As tempting as it is to build a SAP-1 computer on a big breadboard, I have too many projects going on already to do this. However, I decided to "build" one using Verilog. After all, Verilog was developed for the purpose of simulating and validating digital designs. To that end I created behavioral models for each of the 11 components in the SAP-1. Eventually I want to enhance these with propagation delays appropriate to the physical devices, but for the moment I've left them with zero delay.
The book works through the development of all the SAP-1 circuitry in modular chunks, explaining how each chunk works in isolation, then assembles the system from those. Contrary to this quite-normal design practice, which would have meant writing a series of small Verilog modules with individual testbenches, I chose to translate the final schematic into one big module that totaled almost 700 lines of Verilog. That was a mistake.
When I tried to run the simulation, the first problem I encountered was of my own creation: the one-hot ring counter that generates the six CPU state signals didn't work. So I pulled that chunk of circuitry out (6 module instantiations, representing three 74LS107 dual J-K flip-flop ICs) and wrote a testbench to drive it. Fairly quickly I discovered I'd mis-wired the flip-flop that generates the T1 state signal. This was easy to find and fix, but rather than just fix it in the big top module I modified the top module to instantiate the small ring counter module. That way I could re-run the ring counter testbench and not worry about keeping the test and real code in sync.
However, fixing the state ring counter didn't make the computer work. The program counter didn't count properly at all. It would start at 0, step to 1, and then go back to 0. This also used the 74LS107 module, which worked fine in the ring counter. I pulled the code for the program counter (4 instantiations of the 74LS107 module, representing 2 ICs) out of the top module and created a small, testable module from it. I also created a testbench which reproduced the input signals I observed from the failing simulation. The testbench reproduced the failure faithfully.
I dug out the datasheet (last updated in 1988!) and took a really close look at it. What I found suggests a problem in the book. All the datasheets I found online describe two different parts: the 74107 and the 74LS107A. I could not find any description of the LS part without the A suffix, yet this is what the schematic in the book called for.
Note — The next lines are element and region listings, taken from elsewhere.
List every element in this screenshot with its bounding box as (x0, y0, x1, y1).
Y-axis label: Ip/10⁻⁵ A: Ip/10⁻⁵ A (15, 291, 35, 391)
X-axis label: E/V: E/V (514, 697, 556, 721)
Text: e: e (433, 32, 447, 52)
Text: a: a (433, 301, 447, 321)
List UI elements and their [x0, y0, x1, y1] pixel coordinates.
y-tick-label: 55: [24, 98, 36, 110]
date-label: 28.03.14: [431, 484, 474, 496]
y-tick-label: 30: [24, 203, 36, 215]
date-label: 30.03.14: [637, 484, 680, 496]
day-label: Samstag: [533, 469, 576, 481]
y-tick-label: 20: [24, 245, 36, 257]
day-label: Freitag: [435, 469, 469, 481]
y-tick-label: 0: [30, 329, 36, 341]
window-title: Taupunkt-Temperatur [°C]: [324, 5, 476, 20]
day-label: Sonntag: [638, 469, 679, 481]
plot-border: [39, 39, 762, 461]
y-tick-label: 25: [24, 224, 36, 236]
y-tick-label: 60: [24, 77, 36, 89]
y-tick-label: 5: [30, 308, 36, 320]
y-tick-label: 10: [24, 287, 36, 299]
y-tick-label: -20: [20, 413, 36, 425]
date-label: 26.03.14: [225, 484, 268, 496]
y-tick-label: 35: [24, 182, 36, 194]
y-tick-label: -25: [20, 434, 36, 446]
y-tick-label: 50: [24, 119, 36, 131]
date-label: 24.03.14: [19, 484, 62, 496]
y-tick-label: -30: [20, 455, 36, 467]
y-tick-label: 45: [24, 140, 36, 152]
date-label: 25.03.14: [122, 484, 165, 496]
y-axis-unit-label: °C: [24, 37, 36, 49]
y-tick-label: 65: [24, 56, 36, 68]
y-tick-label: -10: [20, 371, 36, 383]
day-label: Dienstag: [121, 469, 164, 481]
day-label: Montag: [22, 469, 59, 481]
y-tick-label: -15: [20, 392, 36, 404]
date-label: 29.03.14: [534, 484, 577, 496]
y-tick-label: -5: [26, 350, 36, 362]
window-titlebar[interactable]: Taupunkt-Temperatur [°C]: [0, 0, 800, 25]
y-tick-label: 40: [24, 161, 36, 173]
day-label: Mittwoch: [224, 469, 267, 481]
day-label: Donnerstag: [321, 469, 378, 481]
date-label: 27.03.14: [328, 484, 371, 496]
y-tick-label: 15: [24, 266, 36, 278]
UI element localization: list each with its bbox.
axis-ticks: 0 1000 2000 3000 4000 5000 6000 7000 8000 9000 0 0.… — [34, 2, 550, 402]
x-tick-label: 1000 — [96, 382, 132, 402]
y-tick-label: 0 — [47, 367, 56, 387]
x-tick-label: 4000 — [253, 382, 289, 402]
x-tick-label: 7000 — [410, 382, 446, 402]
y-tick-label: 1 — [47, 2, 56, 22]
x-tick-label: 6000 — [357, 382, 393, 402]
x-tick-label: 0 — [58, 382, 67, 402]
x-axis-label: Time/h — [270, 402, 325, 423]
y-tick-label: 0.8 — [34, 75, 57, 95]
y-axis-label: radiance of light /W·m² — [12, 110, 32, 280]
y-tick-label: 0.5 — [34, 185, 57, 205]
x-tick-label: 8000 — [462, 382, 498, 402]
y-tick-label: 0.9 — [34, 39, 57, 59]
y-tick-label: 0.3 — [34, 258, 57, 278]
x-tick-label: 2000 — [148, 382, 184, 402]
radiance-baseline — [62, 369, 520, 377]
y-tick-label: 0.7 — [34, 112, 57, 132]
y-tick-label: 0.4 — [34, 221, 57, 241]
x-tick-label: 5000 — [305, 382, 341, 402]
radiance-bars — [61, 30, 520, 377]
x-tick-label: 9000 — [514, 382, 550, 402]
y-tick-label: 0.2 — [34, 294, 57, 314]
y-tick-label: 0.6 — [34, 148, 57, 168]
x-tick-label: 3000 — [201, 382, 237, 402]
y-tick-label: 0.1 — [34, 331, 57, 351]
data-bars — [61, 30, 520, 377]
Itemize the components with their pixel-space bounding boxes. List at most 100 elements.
This is important because the 74107 is a pulse-triggered master/slave device, while the 74LS107A is a negative-edge triggered device. These behave differently in a subtle way. The pulse-triggered device latches the J and K inputs in the master FF while the clock line is high, then transfers the master outputs into the slave FF and chip outputs when the clock goes low. This requires the J and K inputs to be stable for the entire period when the clock is high. In contrast, the 74LS107A latches the J & K inputs as the clock transitions from high to low, and the J and K inputs need only need to be stable during the minimum set-up time before the falling edge of the clock.
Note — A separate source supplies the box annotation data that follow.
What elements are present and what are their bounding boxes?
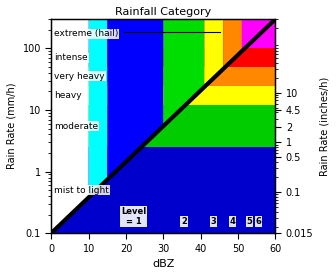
Title: Rainfall Category: Rainfall Category [115, 7, 211, 17]
Y-axis label: Rain Rate (mm/h): Rain Rate (mm/h) [7, 83, 17, 169]
Text: 5: 5 [246, 217, 252, 226]
Bar [51, 49, 276, 67]
Text: intense: intense [54, 53, 88, 62]
Text: 2: 2 [181, 217, 187, 226]
Text: 3: 3 [211, 217, 217, 226]
Text: 6: 6 [256, 217, 262, 226]
Text: heavy: heavy [54, 91, 82, 100]
Bar [51, 86, 276, 105]
Bar [51, 67, 276, 86]
Text: mist to light: mist to light [54, 185, 109, 195]
Bar [51, 105, 276, 147]
X-axis label: dBZ: dBZ [152, 259, 175, 269]
Text: 4: 4 [229, 217, 236, 226]
Y-axis label: Rain Rate (inches/h): Rain Rate (inches/h) [319, 76, 329, 176]
Bar [51, 147, 276, 233]
Text: very heavy: very heavy [54, 72, 105, 81]
Text: extreme (hail): extreme (hail) [54, 29, 119, 38]
Text: moderate: moderate [54, 122, 98, 131]
Bar [51, 19, 276, 49]
Text: Level
= 1: Level = 1 [121, 207, 146, 226]
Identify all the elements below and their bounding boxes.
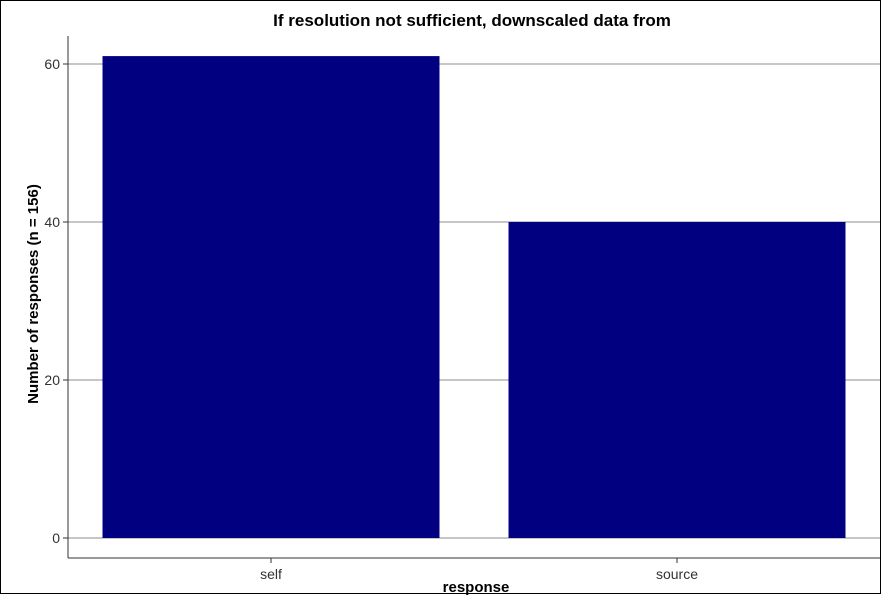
- x-tick-label: source: [656, 566, 698, 582]
- chart-title: If resolution not sufficient, downscaled…: [273, 11, 671, 30]
- y-tick-label: 0: [52, 530, 60, 546]
- y-tick-label: 60: [44, 56, 60, 72]
- y-axis-title: Number of responses (n = 156): [25, 184, 42, 404]
- y-tick-label: 40: [44, 214, 60, 230]
- x-axis-title: response: [443, 579, 510, 596]
- y-tick-label: 20: [44, 372, 60, 388]
- bar-layer: [102, 56, 846, 538]
- x-tick-label: self: [260, 566, 282, 582]
- bar-source: [508, 222, 846, 538]
- axis-layer: 0 20 40 60 self source: [44, 36, 880, 582]
- bar-self: [102, 56, 440, 538]
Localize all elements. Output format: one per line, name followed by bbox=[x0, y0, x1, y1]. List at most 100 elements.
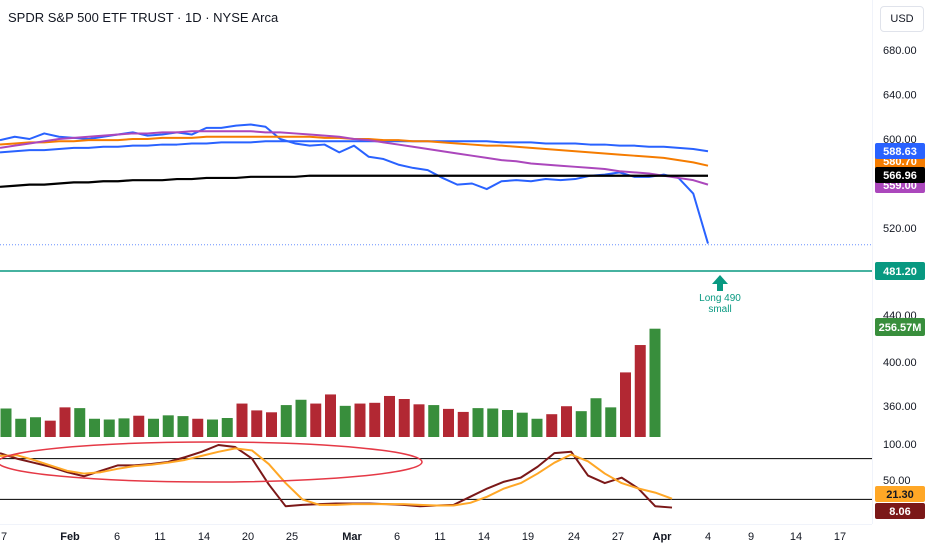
volume-bar bbox=[177, 416, 189, 437]
volume-bar bbox=[44, 420, 56, 437]
up-arrow-icon bbox=[712, 275, 728, 284]
price-tick-label: 640.00 bbox=[883, 90, 917, 102]
volume-bar bbox=[413, 404, 425, 437]
up-arrow-stem bbox=[717, 284, 723, 291]
volume-bar bbox=[192, 418, 204, 437]
volume-bar bbox=[0, 408, 12, 437]
long-490-annotation: Long 490 small bbox=[699, 275, 741, 315]
price-layer bbox=[0, 123, 709, 244]
volume-bar bbox=[516, 412, 528, 437]
ma-black-value-label-bg bbox=[875, 167, 925, 183]
stochastic-layer bbox=[0, 441, 673, 509]
time-tick-label: 19 bbox=[522, 531, 534, 543]
volume-bar bbox=[310, 403, 322, 437]
volume-bar bbox=[634, 345, 646, 437]
volume-bar bbox=[162, 415, 174, 437]
currency-button[interactable]: USD bbox=[880, 6, 924, 32]
volume-bar bbox=[133, 415, 145, 437]
volume-bar bbox=[590, 398, 602, 437]
price-tick-label: 520.00 bbox=[883, 223, 917, 235]
volume-bar bbox=[118, 418, 130, 437]
price-axis-separator bbox=[872, 0, 873, 524]
volume-value-label: 256.57M bbox=[879, 322, 922, 334]
stoch-k-line bbox=[0, 444, 673, 509]
time-tick-label: 24 bbox=[568, 531, 580, 543]
stoch-k-value-label-bg bbox=[875, 503, 925, 519]
volume-bar bbox=[575, 411, 587, 437]
volume-bar bbox=[280, 405, 292, 437]
time-tick-label: 7 bbox=[1, 531, 7, 543]
price-value-label-bg bbox=[875, 143, 925, 159]
stoch-tick-label: 50.00 bbox=[883, 475, 911, 487]
volume-bar bbox=[354, 403, 366, 437]
price-tick-label: 400.00 bbox=[883, 357, 917, 369]
volume-bar bbox=[74, 408, 86, 437]
volume-bar bbox=[221, 418, 233, 437]
stoch-k-value-label: 8.06 bbox=[889, 506, 910, 518]
time-axis-separator bbox=[0, 524, 872, 525]
volume-bar bbox=[472, 408, 484, 437]
volume-bar bbox=[620, 372, 631, 437]
volume-bar bbox=[325, 394, 336, 437]
stoch-d-line bbox=[0, 447, 673, 507]
volume-bar bbox=[251, 410, 263, 437]
volume-bar bbox=[369, 402, 381, 437]
price-line bbox=[0, 123, 709, 244]
volume-bar bbox=[561, 406, 572, 437]
time-tick-label: 14 bbox=[790, 531, 802, 543]
time-tick-label: 17 bbox=[834, 531, 846, 543]
support-value-label-bg bbox=[875, 262, 925, 280]
axis-layer: 680.00640.00600.00560.00520.00440.00400.… bbox=[1, 45, 917, 543]
volume-bar bbox=[103, 419, 115, 437]
time-tick-label: 6 bbox=[394, 531, 400, 543]
volume-bar bbox=[457, 411, 469, 437]
time-tick-label: 25 bbox=[286, 531, 298, 543]
volume-bar bbox=[339, 405, 351, 437]
ma-black-value-label: 566.96 bbox=[883, 170, 917, 182]
highlight-ellipse bbox=[0, 441, 423, 483]
stoch-d-value-label: 21.30 bbox=[886, 489, 914, 501]
time-tick-label: 4 bbox=[705, 531, 711, 543]
time-tick-label: 11 bbox=[434, 531, 445, 543]
time-tick-label: Apr bbox=[653, 531, 673, 543]
volume-bar bbox=[487, 408, 499, 437]
volume-bar bbox=[546, 414, 558, 437]
chart-title: SPDR S&P 500 ETF TRUST · 1D · NYSE Arca bbox=[8, 10, 279, 25]
time-tick-label: 14 bbox=[478, 531, 490, 543]
ma-blue-line bbox=[0, 140, 709, 154]
time-tick-label: 11 bbox=[154, 531, 165, 543]
volume-bar bbox=[398, 399, 410, 437]
time-tick-label: 27 bbox=[612, 531, 624, 543]
time-tick-label: 14 bbox=[198, 531, 210, 543]
volume-bar bbox=[207, 419, 218, 437]
time-tick-label: 6 bbox=[114, 531, 120, 543]
annotation-line-1: Long 490 bbox=[699, 293, 741, 304]
annotation-line-2: small bbox=[708, 304, 732, 315]
volume-bar bbox=[59, 407, 71, 437]
support-value-label: 481.20 bbox=[883, 266, 917, 278]
volume-bar bbox=[649, 328, 661, 437]
time-tick-label: Mar bbox=[342, 531, 362, 543]
volume-bar bbox=[428, 405, 440, 437]
time-tick-label: Feb bbox=[60, 531, 80, 543]
time-tick-label: 20 bbox=[242, 531, 254, 543]
price-tick-label: 360.00 bbox=[883, 401, 917, 413]
volume-bar bbox=[15, 418, 27, 437]
volume-value-label-bg bbox=[875, 318, 925, 336]
stoch-tick-label: 100.00 bbox=[883, 439, 917, 451]
volume-bar bbox=[30, 417, 41, 437]
volume-layer bbox=[0, 328, 661, 437]
price-tick-label: 680.00 bbox=[883, 45, 917, 57]
volume-bar bbox=[443, 408, 454, 437]
time-tick-label: 9 bbox=[748, 531, 754, 543]
volume-bar bbox=[605, 407, 617, 437]
ma-black-line bbox=[0, 174, 708, 188]
volume-bar bbox=[266, 412, 277, 437]
ma-purple-line bbox=[0, 130, 709, 186]
volume-bar bbox=[531, 418, 543, 437]
price-value-label: 588.63 bbox=[883, 146, 917, 158]
stoch-d-value-label-bg bbox=[875, 486, 925, 502]
volume-bar bbox=[236, 403, 248, 437]
volume-bar bbox=[295, 399, 307, 437]
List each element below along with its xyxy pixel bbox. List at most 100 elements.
I read the section of the book on flip-flops carefully, and came to the conclusion that it describes the 74107 master-slave behavior. Looking at my Verilog code I discovered I'd implemented this module as if it was clocked on the rising edge, which was wrong for both variants. I rewrote the Verilog module for this part to properly represent a master-slave JK flip-flop and retested. This also failed. The SAP-1 design changes the J and K inputs while the clock is high which violates the datasheet requirements. Changing the flip-flop module once more, to implement the falling edge-triggered "A"-suffix behavior, resolved the problem in the PC testbench but not the full CPU. It counts 0000 -> 0001 -> 0010 -> 0011 -> 0000.
I've run out of time to work on this for the moment. I'll come back to it soon.